The Kessler Institute for Rehabilitation in New Jersey is studying
acupuncture to treat a stroke-related swallowing disorder and
the pain associated with spinal cord injuries.
The NCCAM
is spearheading additional research into clinical outcomes, effectiveness,
safety and benefits of a variety of alternative practices. The
World Health Organization considers acupuncture an effective treatment
for a comprehensive list of diseases, said Patricia Faust of the
Austin Academy of Oriental Medicine.
At any rate,
the movement is speeding on without necessarily waiting for scientific
proof.
Americans
spent $3.24 billion on herbal supplements in 1997. According to
the NCCAM, more than 42 percent used an alternative therapy in
1997, most likely herbal medicines, massage, megavitamins, self-help
groups, folk remedies, energy healing or homeopathy.

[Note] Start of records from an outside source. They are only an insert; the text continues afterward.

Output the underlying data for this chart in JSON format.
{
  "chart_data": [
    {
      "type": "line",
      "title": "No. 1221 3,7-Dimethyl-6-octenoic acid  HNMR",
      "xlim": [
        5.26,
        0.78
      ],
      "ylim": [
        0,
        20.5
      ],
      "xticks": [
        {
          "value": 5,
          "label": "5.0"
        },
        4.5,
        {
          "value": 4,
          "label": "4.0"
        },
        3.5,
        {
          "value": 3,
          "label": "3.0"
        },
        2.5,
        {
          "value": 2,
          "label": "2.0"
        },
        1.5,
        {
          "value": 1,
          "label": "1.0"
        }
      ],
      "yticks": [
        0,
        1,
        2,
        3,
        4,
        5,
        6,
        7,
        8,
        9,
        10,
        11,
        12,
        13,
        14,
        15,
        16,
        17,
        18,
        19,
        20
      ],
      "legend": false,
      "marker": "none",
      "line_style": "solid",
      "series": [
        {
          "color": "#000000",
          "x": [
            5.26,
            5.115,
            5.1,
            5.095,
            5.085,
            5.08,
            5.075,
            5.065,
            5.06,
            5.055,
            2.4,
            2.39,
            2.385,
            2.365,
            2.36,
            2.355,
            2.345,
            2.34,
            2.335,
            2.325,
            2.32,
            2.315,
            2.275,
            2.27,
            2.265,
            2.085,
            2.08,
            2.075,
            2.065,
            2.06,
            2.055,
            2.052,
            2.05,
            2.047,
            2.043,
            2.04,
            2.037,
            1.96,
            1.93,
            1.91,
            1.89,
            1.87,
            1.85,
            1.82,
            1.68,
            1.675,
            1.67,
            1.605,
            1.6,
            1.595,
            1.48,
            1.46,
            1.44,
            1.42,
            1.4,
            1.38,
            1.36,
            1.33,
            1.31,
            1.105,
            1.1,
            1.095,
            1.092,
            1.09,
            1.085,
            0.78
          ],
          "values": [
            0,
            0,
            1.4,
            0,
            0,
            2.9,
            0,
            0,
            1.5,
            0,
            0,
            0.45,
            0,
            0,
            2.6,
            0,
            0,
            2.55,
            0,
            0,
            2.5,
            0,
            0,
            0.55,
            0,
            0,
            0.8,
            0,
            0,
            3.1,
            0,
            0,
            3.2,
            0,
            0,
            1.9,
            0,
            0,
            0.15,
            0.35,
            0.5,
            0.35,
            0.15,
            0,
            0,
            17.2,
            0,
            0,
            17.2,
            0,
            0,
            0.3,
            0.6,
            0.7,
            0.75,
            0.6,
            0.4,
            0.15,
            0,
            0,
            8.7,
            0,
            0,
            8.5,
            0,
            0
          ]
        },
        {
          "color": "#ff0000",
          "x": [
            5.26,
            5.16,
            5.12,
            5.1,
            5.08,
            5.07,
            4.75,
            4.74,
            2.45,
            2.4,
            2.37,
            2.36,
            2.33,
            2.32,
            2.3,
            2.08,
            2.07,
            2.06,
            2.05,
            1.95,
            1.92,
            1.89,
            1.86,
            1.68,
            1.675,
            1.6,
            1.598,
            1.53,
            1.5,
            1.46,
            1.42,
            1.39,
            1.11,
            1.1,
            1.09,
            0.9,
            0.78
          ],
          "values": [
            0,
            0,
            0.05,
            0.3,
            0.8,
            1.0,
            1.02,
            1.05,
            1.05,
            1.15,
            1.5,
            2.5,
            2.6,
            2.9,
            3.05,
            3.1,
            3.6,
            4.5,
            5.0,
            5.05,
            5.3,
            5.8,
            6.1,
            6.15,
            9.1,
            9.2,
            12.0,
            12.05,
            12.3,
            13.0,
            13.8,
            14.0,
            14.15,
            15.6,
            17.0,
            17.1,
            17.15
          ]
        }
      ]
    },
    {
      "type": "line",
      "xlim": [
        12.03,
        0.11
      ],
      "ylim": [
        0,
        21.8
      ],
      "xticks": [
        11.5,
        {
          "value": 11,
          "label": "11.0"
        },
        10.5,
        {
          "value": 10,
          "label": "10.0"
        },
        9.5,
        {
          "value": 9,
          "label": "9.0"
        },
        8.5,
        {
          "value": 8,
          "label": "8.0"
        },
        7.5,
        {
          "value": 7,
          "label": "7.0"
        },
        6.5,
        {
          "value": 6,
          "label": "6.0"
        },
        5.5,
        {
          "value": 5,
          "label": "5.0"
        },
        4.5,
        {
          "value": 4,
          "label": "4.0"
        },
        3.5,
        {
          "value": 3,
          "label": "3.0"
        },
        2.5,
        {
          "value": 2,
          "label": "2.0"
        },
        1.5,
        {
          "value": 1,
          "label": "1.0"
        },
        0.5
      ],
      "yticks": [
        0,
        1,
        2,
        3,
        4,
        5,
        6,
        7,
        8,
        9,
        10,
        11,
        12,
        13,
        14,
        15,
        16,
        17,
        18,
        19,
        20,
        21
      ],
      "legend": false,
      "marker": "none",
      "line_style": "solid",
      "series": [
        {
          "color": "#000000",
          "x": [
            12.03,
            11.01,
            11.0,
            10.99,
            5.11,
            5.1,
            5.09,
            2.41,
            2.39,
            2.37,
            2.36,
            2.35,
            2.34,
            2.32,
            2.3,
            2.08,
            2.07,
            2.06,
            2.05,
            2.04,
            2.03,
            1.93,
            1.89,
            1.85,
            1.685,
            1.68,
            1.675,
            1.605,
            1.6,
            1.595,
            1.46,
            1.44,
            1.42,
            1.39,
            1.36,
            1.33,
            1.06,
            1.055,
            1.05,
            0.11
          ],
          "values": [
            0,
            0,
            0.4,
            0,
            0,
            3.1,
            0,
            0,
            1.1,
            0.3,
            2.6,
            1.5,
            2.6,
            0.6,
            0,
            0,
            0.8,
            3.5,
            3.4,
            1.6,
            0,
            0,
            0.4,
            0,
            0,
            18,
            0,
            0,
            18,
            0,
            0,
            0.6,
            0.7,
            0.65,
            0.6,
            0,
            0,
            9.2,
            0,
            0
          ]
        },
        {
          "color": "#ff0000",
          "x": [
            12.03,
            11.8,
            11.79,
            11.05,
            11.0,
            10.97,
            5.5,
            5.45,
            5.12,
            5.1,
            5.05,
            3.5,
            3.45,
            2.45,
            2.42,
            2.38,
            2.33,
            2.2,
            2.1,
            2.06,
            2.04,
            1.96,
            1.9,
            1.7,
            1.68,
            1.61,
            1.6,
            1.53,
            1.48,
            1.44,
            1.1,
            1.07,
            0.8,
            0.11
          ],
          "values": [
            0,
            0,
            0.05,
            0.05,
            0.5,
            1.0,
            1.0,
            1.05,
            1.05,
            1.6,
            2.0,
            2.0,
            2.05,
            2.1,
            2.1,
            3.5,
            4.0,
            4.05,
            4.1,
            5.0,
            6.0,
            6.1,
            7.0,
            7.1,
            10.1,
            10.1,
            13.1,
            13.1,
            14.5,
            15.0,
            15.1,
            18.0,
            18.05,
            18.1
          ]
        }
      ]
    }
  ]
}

The more
than $27 billion spent on these therapies in 1997 exceeded out-of-pocket
spending for all U.S. hospitalizations.
Brian Berman,
MD, director of the Complementary Medicine Program at the University
of Maryland School of Medicine, recently reported that of the
125 U.S. medical schools, 66 percent include complementary medicine
information in core curriculum and half offer electives courses
in complementary medicine. Nursing schools increasingly are including
it again as well.
Whether they
actually employ these techniques, nurses need to know enough about
alternative therapies to intelligently discuss them with patients
who are increasingly more likely to expect such options. "The
times they are 'a-changing.' Patients are demanding more person-centered
treatment," said Jon Suskevitch, RN, a nurse clinician at
Duke University Medical Center. "They want the health care
team to recognize them as a whole person."
Healthier
healers
Nurses also can benefit from the study and application of these
approaches. "Many people who practice integrative medicine
recognize the effect it has on the healer," Krietzer said.

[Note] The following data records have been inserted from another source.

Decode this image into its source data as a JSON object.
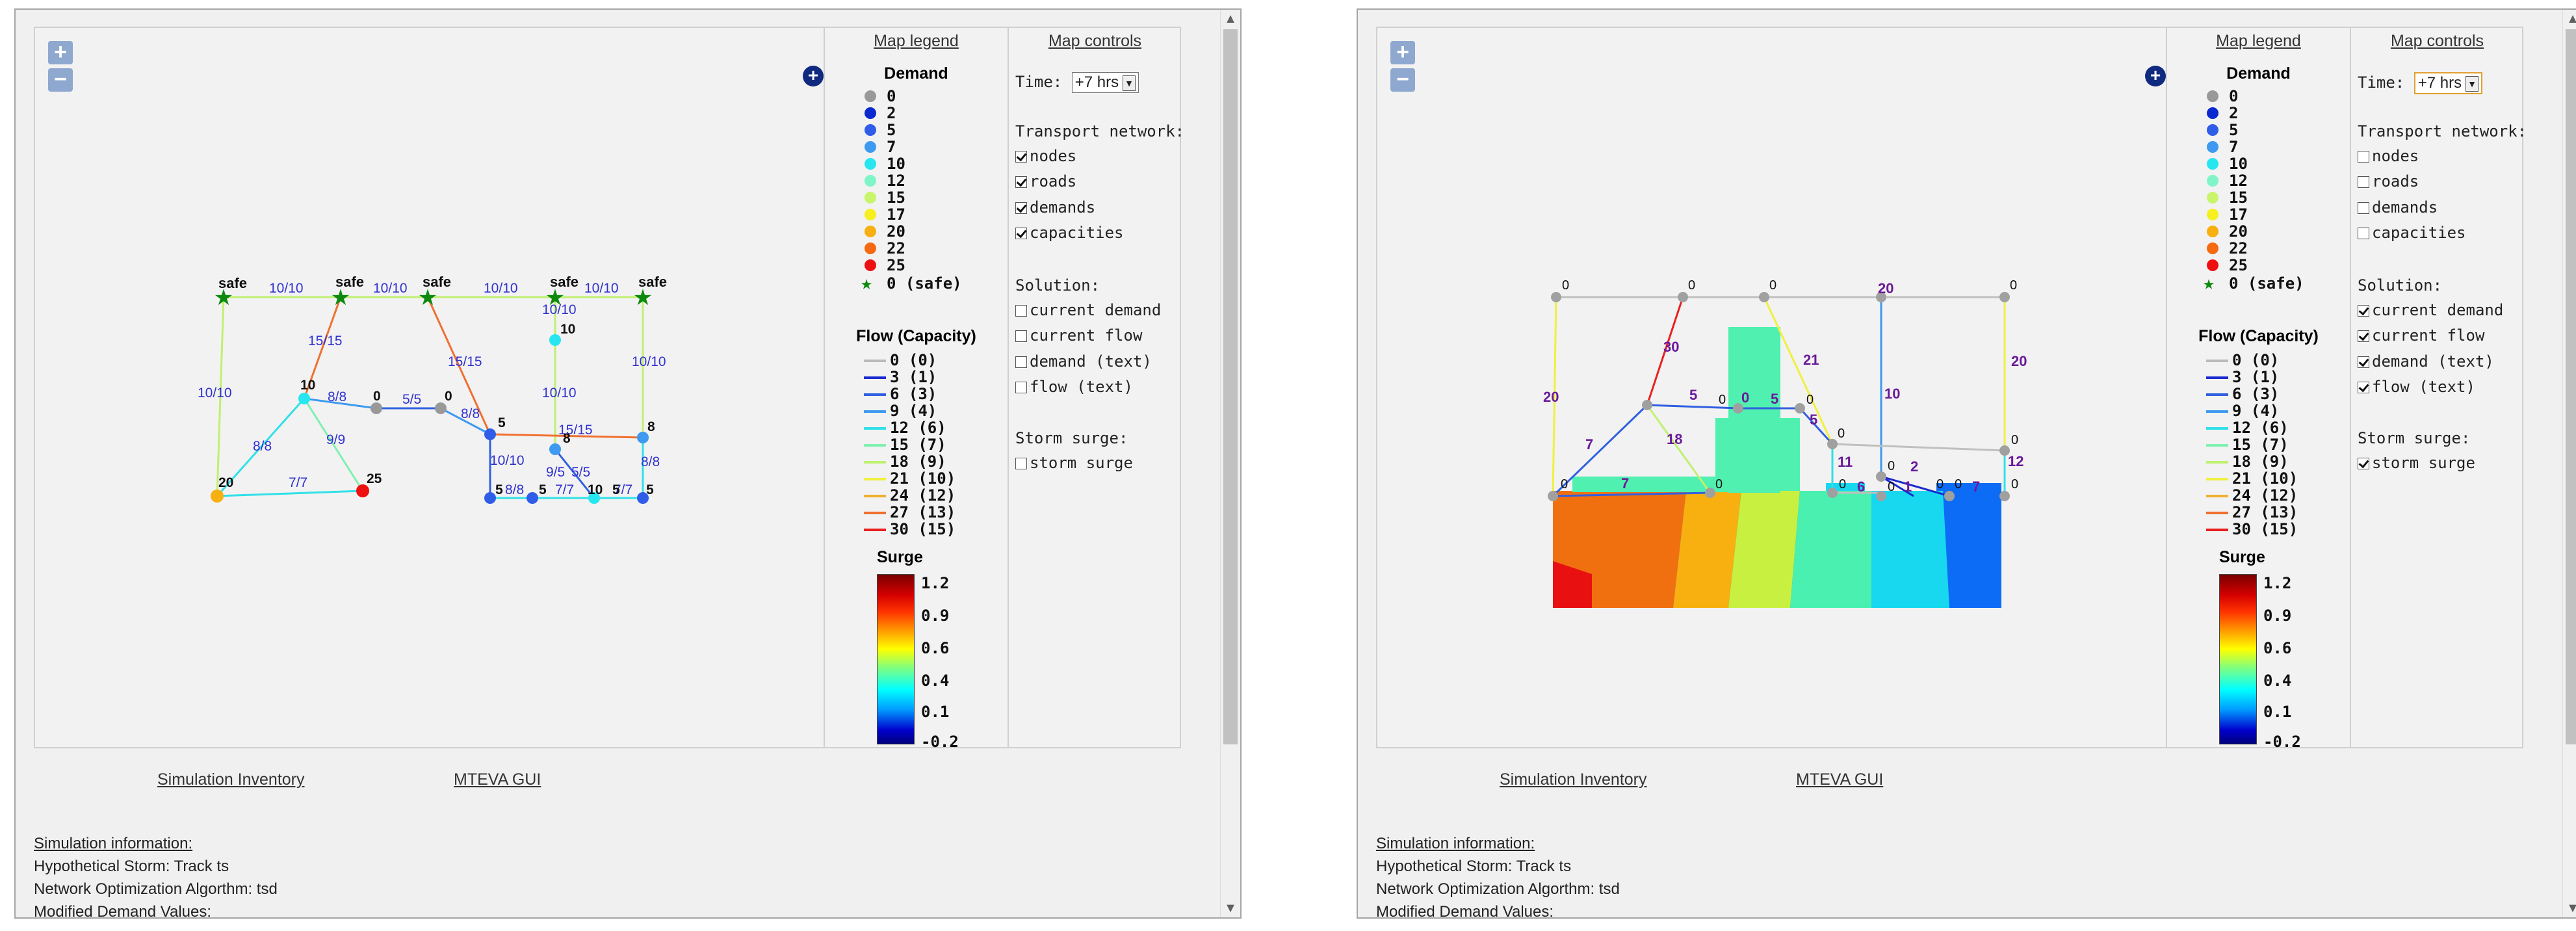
{
  "legend": {
    "title": "Map legend",
    "demand_title": "Demand",
    "demand_items": [
      {
        "label": "0",
        "color": "#999999"
      },
      {
        "label": "2",
        "color": "#0a2ad0"
      },
      {
        "label": "5",
        "color": "#2f5de8"
      },
      {
        "label": "7",
        "color": "#3d9af0"
      },
      {
        "label": "10",
        "color": "#28e6f0"
      },
      {
        "label": "12",
        "color": "#7ff5c8"
      },
      {
        "label": "15",
        "color": "#c8f56a"
      },
      {
        "label": "17",
        "color": "#f7f020"
      },
      {
        "label": "20",
        "color": "#f7b010"
      },
      {
        "label": "22",
        "color": "#f56a10"
      },
      {
        "label": "25",
        "color": "#ee1010"
      }
    ],
    "safe_label": "0 (safe)",
    "flow_title": "Flow (Capacity)",
    "flow_items": [
      {
        "label": "0 (0)",
        "color": "#bbbbbb"
      },
      {
        "label": "3 (1)",
        "color": "#1a2ad0"
      },
      {
        "label": "6 (3)",
        "color": "#3060e0"
      },
      {
        "label": "9 (4)",
        "color": "#3d9af0"
      },
      {
        "label": "12 (6)",
        "color": "#30e0e8"
      },
      {
        "label": "15 (7)",
        "color": "#80f0b0"
      },
      {
        "label": "18 (9)",
        "color": "#c0f070"
      },
      {
        "label": "21 (10)",
        "color": "#f0f040"
      },
      {
        "label": "24 (12)",
        "color": "#f0b030"
      },
      {
        "label": "27 (13)",
        "color": "#f07030"
      },
      {
        "label": "30 (15)",
        "color": "#e82020"
      }
    ],
    "surge_title": "Surge",
    "surge_labels": [
      "1.2",
      "0.9",
      "0.6",
      "0.4",
      "0.1",
      "-0.2"
    ]
  },
  "controls": {
    "title": "Map controls",
    "time_label": "Time:",
    "time_value": "+7 hrs",
    "transport_label": "Transport network:",
    "transport_items": [
      "nodes",
      "roads",
      "demands",
      "capacities"
    ],
    "solution_label": "Solution:",
    "solution_items": [
      "current demand",
      "current flow",
      "demand (text)",
      "flow (text)"
    ],
    "surge_label": "Storm surge:",
    "surge_item": "storm surge"
  },
  "left_state": {
    "transport": [
      true,
      true,
      true,
      true
    ],
    "solution": [
      false,
      false,
      false,
      false
    ],
    "surge": false
  },
  "right_state": {
    "transport": [
      false,
      false,
      false,
      false
    ],
    "solution": [
      true,
      true,
      true,
      true
    ],
    "surge": true
  },
  "zoom": {
    "in": "+",
    "out": "−"
  },
  "layer_icon": "+",
  "links": {
    "inventory": "Simulation Inventory",
    "gui": "MTEVA GUI"
  },
  "info": {
    "header": "Simulation information:",
    "storm": "Hypothetical Storm: Track ts",
    "algorithm": "Network Optimization Algorthm: tsd",
    "modified": "Modified Demand Values:"
  },
  "left_map": {
    "safe_labels": [
      "safe",
      "safe",
      "safe",
      "safe",
      "safe"
    ],
    "capacity_labels": [
      "10/10",
      "10/10",
      "10/10",
      "10/10",
      "15/15",
      "15/15",
      "10/10",
      "10/10",
      "10/10",
      "8/8",
      "5/5",
      "8/8",
      "10/10",
      "15/15",
      "8/8",
      "8/8",
      "9/9",
      "7/7",
      "8/8",
      "9/5",
      "5/5",
      "7/7",
      "7/7"
    ],
    "demand_labels": [
      "10",
      "0",
      "0",
      "5",
      "10",
      "8",
      "8",
      "20",
      "25",
      "10",
      "5",
      "5",
      "5",
      "5"
    ]
  },
  "right_map": {
    "flow_labels": [
      "0",
      "0",
      "0",
      "0",
      "0",
      "0",
      "0",
      "20",
      "30",
      "21",
      "20",
      "20",
      "10",
      "5",
      "0",
      "5",
      "5",
      "12",
      "7",
      "18",
      "7",
      "11",
      "2",
      "6",
      "1",
      "7",
      "0",
      "0",
      "0",
      "0",
      "0",
      "0",
      "0",
      "0",
      "0"
    ]
  }
}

"It encourages you to value your own health and develop good
self-care practices. Becoming a healer in the true sense of the
word is more than facts or procedures. There is a whole inner
life that needs to be attended to. That is incredibly fulfilling."
"While
nurses are natural caregivers, there is a lot of stress and frustration,
especially in a hospital setting," said Tim Shurr, president
of the International Association of Wholistic Medicine. "It
affects how the nurse is feeling, and that affects how the patient
is feeling."
Massachusetts-based
Seeds & Bridges, a holistic nursing continuing education program,
found that participants in its training reported increased job
satisfaction, increased productivity, decreased sick time and
workers comp use, and overall better patient outcomes.
"The
real power of transformation in this field is not in just substituting
an herb for a drug," Krietzer said. "It is looking at
patients in a more comprehensive way.
"Is it
more work? I don't think so. To the extent you can help a patient
relax in the ICU, for example, and get them off a ventilator sooner,
have them require fewer meds, that's not more work. This isn't
doing what we always do and then layering the integrative medicine
on top of it. It is a different way of everything we do."